Officials in Boston, Massachusetts are working to ensure that every resident has access to reliable internet and the ability to successfully navigate digital technology. NCC sat down with Mike Lynch, the City’s Broadband and Cable Director, to discuss the City’s advancements in the wake of the COVID-19 pandemic.

Can you provide us with an overview of the broadband landscape in Boston? 

ML: Boston is fortunate to have a long-term cable provider. Comcast was first built in Boston around thirty-eight years ago. Around the year 2000, a company called RCN came as an overbuilder to compete. Then we had two providers. In the last four years, Verizon has come in. They are our incumbent local exchange carrier (ILC). They decided [that] they will indeed provide FIOs in Boston. Over the last couple of years they have decided to build out all of Boston. So, [the] net result [is] we ended up with three cable companies in Boston. One of them provides service to every part of the City. The other two are overbuilding the City. We are confident that Verizon will be a complete overbuilder. So, every neighborhood in the City will have two competitors – Verizon and Comcast, which was the goal. 

What are some of the major concerns that residents have about connectivity, especially in the wake of the COVID-19 pandemic? 

ML: When you think about Boston in terms of its demographics, it is a relatively “small big city”. It’s 600,000 people. Probably one-third of that population is between the ages of 20-34. Another one-third of the City’s population probably speaks a language other than English at home. We are a majority-minority city, and we have tons of students. I think our college and university population in Boston is about 140,000 and our public school enrollment is about 55,000. 

We have learned over the last six months that broadband connectivity, which was in some homes or constituencies [considered] nice to have is a necessity at this point. The world would be a perfect place if forty years ago it was deemed to be a utility, but it is not. The lack of success by the federal government to address cable and broadband universally is now a problem that cities have to address and face for their residents. 

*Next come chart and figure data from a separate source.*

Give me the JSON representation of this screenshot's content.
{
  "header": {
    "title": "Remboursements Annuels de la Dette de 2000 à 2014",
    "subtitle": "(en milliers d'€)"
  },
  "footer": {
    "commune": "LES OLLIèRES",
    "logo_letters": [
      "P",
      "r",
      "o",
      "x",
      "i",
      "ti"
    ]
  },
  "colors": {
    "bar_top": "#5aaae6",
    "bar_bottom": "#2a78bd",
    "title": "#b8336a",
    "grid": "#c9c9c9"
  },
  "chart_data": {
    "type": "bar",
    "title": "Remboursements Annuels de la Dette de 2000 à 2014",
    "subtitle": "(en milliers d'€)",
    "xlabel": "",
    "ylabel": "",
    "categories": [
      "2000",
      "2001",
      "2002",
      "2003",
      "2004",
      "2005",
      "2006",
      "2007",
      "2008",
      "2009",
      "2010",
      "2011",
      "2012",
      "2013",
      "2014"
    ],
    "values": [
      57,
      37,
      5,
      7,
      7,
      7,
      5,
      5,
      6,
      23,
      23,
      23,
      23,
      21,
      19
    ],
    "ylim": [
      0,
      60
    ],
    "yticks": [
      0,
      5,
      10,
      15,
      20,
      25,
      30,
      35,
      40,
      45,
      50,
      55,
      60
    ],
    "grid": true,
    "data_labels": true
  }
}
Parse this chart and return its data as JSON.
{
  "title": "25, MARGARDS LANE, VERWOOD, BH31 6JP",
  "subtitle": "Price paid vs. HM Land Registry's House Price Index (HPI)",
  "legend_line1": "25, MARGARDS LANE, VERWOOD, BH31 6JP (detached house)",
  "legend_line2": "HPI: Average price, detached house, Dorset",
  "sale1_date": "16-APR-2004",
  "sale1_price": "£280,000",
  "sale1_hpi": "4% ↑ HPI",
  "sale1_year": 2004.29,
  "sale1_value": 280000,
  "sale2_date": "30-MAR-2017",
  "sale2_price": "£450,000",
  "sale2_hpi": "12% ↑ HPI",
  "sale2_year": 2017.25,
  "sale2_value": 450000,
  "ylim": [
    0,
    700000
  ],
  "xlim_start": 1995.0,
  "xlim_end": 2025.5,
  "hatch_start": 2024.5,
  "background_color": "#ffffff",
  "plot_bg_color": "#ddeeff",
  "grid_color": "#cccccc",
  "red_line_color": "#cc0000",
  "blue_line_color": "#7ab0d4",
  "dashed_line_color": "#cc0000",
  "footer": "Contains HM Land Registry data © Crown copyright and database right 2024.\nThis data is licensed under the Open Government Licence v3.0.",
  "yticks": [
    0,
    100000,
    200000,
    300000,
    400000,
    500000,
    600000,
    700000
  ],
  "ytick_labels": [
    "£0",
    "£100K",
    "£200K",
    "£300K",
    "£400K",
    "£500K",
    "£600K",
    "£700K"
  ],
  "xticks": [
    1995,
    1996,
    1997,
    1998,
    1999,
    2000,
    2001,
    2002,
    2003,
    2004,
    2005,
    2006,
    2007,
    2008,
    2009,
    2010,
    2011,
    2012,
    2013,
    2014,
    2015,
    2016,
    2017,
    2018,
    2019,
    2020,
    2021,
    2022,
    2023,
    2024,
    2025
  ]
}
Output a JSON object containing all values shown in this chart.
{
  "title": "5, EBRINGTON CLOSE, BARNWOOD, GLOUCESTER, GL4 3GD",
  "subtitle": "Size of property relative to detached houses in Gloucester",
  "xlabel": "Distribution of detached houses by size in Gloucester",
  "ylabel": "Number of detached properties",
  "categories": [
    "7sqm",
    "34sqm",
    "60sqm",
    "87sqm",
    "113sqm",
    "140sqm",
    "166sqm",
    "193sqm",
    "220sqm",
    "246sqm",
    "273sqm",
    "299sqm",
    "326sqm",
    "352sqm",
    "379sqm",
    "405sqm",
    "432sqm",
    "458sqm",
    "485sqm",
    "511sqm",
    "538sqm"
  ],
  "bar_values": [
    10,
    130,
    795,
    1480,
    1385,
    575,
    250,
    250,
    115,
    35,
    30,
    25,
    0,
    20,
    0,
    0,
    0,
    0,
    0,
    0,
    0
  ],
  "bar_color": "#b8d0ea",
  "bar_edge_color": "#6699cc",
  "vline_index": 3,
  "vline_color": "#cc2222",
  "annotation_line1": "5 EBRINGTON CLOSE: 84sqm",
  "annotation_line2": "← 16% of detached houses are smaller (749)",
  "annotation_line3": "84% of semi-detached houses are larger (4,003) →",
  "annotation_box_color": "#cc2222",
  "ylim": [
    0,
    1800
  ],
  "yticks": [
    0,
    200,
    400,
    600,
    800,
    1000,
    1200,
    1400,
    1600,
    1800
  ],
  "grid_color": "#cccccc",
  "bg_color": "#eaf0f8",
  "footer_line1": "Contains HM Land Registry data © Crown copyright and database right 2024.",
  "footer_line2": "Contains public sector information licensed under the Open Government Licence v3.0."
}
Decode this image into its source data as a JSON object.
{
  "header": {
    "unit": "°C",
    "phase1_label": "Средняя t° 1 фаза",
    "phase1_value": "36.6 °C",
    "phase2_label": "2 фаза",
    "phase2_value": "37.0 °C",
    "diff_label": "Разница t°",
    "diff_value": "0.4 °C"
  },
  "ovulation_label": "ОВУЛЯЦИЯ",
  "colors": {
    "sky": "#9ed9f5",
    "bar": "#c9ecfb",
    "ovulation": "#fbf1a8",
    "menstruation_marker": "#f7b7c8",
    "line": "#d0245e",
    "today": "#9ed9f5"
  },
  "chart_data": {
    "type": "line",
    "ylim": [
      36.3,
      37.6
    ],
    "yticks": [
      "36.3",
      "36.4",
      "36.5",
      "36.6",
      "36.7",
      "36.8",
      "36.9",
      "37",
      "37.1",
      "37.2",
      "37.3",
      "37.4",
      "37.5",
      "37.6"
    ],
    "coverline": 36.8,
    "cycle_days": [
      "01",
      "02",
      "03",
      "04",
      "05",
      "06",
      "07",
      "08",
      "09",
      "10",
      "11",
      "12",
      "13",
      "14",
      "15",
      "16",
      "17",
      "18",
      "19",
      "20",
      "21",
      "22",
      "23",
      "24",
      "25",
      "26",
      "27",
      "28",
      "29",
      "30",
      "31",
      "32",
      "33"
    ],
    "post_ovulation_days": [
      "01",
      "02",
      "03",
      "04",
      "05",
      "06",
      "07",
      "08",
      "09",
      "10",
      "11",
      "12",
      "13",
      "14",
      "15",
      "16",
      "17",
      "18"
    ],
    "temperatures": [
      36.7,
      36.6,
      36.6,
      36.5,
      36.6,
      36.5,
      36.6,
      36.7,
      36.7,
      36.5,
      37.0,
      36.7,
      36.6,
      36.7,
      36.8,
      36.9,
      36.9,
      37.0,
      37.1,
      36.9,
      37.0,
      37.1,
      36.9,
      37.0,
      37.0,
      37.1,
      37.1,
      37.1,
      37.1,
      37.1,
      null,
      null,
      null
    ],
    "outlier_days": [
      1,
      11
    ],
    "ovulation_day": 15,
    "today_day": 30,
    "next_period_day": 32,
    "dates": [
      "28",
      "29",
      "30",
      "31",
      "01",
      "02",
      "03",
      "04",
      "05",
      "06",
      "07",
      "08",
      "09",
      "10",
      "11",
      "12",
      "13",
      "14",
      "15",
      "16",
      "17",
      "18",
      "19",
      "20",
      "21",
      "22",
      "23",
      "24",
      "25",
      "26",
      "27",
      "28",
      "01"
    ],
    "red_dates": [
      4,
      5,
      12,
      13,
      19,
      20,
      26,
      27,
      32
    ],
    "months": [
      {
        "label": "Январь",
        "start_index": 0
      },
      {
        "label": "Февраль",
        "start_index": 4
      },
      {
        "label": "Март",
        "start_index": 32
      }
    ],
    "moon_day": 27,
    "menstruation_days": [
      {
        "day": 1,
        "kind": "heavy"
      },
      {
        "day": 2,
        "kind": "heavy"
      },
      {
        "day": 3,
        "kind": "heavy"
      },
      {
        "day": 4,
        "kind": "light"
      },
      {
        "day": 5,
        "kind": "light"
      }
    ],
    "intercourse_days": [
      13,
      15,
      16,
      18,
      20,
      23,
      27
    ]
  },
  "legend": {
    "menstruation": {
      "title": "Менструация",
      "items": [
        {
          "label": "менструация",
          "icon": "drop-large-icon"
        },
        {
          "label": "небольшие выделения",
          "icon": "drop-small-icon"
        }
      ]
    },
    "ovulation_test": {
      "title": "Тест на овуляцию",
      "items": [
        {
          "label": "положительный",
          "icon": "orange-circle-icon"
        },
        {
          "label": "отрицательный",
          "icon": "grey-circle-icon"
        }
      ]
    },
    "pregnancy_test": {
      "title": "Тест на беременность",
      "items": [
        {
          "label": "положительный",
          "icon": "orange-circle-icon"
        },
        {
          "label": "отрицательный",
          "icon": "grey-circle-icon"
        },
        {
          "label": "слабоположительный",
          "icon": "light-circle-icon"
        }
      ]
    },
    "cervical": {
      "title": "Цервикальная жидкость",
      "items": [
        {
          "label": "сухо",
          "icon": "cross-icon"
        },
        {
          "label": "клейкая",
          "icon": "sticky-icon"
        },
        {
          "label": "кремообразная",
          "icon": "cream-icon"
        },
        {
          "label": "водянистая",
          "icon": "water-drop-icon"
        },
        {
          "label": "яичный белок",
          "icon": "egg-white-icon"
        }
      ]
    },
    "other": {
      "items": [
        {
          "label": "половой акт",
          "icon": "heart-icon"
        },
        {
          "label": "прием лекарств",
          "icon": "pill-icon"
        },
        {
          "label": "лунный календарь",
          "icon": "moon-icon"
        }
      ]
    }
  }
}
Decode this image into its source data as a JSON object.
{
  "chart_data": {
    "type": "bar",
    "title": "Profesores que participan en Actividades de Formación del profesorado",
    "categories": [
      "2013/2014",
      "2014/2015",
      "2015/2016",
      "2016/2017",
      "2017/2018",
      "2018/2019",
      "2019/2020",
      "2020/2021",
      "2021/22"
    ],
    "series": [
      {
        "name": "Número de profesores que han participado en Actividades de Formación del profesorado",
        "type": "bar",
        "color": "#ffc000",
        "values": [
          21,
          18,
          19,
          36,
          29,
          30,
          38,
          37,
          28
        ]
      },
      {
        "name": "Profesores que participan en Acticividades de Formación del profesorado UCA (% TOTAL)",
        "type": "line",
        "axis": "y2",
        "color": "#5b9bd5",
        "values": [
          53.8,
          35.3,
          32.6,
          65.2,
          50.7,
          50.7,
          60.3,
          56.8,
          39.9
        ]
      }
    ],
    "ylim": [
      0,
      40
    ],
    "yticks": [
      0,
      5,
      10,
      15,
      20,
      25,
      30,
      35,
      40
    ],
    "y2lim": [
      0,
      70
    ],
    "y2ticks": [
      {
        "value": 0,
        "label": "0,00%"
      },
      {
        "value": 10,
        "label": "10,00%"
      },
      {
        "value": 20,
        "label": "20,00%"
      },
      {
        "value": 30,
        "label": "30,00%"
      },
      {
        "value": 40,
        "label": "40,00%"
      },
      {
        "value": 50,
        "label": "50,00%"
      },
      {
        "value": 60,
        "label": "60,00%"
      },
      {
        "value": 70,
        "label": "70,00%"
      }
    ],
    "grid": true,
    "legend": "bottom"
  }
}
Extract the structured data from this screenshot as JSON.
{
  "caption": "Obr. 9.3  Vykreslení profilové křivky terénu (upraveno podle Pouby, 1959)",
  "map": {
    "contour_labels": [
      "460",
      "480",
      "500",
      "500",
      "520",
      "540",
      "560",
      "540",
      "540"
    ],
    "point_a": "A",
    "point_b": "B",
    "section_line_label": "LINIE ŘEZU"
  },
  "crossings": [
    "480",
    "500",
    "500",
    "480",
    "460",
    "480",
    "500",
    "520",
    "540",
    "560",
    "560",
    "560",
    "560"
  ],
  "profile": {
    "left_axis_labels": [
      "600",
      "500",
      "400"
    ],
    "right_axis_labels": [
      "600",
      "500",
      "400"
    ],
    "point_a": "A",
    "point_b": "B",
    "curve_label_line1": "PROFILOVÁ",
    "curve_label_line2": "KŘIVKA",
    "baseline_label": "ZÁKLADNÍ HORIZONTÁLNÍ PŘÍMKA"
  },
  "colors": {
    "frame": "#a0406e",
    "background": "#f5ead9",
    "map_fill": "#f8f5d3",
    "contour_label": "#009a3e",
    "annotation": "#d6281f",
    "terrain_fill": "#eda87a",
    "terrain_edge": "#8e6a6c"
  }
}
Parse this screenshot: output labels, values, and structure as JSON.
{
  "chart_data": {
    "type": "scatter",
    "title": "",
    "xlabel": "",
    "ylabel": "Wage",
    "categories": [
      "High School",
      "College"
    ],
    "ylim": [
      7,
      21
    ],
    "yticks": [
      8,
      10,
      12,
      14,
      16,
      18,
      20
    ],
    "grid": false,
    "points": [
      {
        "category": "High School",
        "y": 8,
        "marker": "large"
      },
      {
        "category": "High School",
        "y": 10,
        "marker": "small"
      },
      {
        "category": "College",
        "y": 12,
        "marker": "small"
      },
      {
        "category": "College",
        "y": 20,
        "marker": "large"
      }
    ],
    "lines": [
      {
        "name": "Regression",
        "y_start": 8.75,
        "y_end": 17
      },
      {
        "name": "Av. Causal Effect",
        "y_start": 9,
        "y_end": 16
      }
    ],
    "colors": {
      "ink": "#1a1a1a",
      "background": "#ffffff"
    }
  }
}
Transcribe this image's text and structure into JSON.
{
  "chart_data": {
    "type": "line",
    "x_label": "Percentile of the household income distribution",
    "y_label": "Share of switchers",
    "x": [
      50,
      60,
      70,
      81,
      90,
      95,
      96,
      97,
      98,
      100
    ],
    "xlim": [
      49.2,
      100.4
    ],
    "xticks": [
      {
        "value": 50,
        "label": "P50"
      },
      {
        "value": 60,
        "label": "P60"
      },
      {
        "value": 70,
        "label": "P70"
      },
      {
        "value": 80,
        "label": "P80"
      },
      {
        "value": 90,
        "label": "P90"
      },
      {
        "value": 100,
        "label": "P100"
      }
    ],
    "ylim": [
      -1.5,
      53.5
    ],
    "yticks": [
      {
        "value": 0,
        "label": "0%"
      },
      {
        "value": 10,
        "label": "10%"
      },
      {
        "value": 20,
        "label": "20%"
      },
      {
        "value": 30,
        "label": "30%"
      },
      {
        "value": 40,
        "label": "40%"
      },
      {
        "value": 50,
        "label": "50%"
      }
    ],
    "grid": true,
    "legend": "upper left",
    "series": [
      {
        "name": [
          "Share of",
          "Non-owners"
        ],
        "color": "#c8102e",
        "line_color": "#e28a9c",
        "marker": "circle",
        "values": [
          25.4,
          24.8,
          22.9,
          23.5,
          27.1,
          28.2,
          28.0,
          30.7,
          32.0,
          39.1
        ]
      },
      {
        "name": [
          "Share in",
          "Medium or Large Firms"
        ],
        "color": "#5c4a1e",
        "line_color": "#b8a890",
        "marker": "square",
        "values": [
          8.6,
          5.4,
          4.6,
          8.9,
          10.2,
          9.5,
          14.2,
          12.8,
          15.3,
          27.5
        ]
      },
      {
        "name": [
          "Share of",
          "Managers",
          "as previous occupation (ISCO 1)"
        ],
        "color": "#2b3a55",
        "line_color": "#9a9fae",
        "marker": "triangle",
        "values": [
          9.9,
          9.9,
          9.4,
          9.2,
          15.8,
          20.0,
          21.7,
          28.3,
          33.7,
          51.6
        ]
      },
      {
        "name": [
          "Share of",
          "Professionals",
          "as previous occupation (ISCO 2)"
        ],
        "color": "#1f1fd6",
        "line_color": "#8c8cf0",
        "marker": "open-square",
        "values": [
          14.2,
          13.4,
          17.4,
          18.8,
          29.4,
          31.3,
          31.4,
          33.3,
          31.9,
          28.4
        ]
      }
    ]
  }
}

We have found in Boston that probably at this point in time there are 5,000 households that lack connectivity. Those households included children of school age from Boston Public Schools, isolated seniors, and new immigrants. These are people who need education and need resources from social service agencies that have to be delivered remotely during a pandemic time and a time of social distancing. Here we’re scrambling to sort of address that problem. 

Our Mayor Marty Walsh established a COVID-19 fund to address these needs, and we have invested close to $5 million for the purchase of [upwards] of 32,000 Chromebooks. We have provided 5,000 hotspots to families that lack connectivity, and with our seniors and new immigrant populations we have distributed more than 2,000 tablets. So that they can be in touch with the social service agencies they rely upon. 

Is there anything specific that you want residents to know about the work that you all are doing to connect them? 

ML: The work is not done. Everybody discovered over the last six months that connectivity is a must have, and people who may not have been that interested or didn’t see the immediate need are now pressed into understanding that we have a need for connectivity. We are scrambling to fill in those gaps of failed federal policies that have not made digital connectivity universally available and affordable to all.